First, it was time to kill the hog, and that meant, all the fresh sausage I could hold. Biscuits and thick, bubbly sausage gravy with tidbits of meat weighing it down as only mama could make. Daddy preferred the red-eye gravy, and mama would make it for him. I would turn up my nose and reach for the creamy goo instead.
Then, there were fried pies. In the fall, mama would dry the apples on tattered, discarded front door screens. After a few days, she would gather, then freeze them in the little quart boxes for a winter treat. I couldn't stand it. Inevitably, within a couple of weeks of stacking the boxes neatly in calculated rows in the freezer, I would drag out a box and beg for fried pies. She'd roll out a dough, cut it hap-haphazardly, stuff it with cooked apples, and with bubbling oil in the iron skillet, she'd drop them in. I'd hold my breath until I finally saw the edges turning brown. She would scoop each ready one onto a towel and simultaneously give me the evil eye. I had to wait. Not long, but I still had to wait. Finally, she'd nod and I'd grab. The taste of that first bite would hold me all winter.
Finally, her orange slice cake.
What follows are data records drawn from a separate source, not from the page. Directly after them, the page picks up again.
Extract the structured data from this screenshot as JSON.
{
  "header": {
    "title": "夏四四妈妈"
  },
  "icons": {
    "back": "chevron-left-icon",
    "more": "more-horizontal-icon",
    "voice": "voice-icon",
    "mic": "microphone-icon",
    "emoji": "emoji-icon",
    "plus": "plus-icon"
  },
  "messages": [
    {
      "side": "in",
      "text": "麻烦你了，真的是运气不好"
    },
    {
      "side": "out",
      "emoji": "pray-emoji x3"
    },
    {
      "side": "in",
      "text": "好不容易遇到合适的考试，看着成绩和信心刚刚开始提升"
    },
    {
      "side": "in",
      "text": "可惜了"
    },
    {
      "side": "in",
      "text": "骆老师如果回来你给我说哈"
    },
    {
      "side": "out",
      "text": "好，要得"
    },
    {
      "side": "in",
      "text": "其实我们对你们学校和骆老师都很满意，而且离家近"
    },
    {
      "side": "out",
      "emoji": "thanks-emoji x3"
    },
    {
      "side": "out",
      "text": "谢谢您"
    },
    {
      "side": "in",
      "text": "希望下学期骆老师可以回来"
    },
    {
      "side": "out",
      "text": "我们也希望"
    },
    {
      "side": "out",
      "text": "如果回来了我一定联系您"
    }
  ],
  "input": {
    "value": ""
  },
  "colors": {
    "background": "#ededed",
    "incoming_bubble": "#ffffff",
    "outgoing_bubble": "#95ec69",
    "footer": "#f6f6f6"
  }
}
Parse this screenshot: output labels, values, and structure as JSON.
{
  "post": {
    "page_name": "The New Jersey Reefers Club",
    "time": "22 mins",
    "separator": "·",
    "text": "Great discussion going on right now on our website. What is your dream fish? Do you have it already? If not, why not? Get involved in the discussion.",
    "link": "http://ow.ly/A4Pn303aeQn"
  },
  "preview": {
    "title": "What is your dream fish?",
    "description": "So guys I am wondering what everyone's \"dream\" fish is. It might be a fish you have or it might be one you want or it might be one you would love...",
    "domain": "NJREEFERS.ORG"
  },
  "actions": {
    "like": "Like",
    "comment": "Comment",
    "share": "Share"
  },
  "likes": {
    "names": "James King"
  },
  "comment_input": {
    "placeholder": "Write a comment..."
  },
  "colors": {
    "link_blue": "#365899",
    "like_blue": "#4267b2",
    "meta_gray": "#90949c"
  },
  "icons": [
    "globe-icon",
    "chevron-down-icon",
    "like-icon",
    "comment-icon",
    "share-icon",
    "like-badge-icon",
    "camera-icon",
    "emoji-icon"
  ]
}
We hated fruit cake, but there was something about this cake - even though it had most of the same ingredients - that had the perfect crunch, the perfect flavor. I honestly can't remember taking part in the baking, but I do remember the moment she took it out of the oven. She'd pour the glaze onto the steaming cake, and it inhaled the orange juice mixture. I'd watch puddles form on the plate, and it took all the strength in me not to run my finger around the plate's edge. Again, it was the evil eye.
For those fruit cake haters, here's a variation that just might turn into a tradition. A couple of things to keep in mind: it takes forever to cook and it weighs a ton. As for the evil eye, you will have to work on that one yourself.
Juette's Orange Slice Cake
For the cake:
1 cup butter
2 cups sugar
1 teaspoon baking soda
1/2 cup buttermilk
3 cups all-purpose flour
1 (12-ounce) box dried dates, chopped
1 pound orange slice candies, chopped
2 cups pecans, chopped
1/2 cup flour for dredging
2 cups sweetened coconut flakes
For the glaze:
2 cups powdered sugar
1 cup orange juice
Preheat oven to 250 degrees. Grease and flour a tube pan.
For the cake: In a large bowl, cream butter and sugar together until fluffy. Add eggs one at a time, mixing well after each addition. In a separate bowl, dissolve baking soda in buttermilk. Add flour to butter mixture alternating with the buttermilk mixture, beginning and ending with flour. In another bowl, toss dates, nuts and chopped orange slices in 1/2 cup flour until coated. Stir in coconut until well-combined. Add to batter and mix until well combined.
Bake in a prepared pan for about 2 hours or until a toothpick inserted in center comes out clean. (I had to add an extra 45 minutes to baking time; of course, it could be my ancient oven.)
For the glaze: Meanwhile, combine powdered sugar and orange juice in a small bowl until smooth. Remove cake from pan and cool cake completely. Drizzle glaze over cake. Or, when cake comes out of the oven, use a toothpick to poke holes and pour glaze on cake. Let cake stand in tube pan overnight before inverting.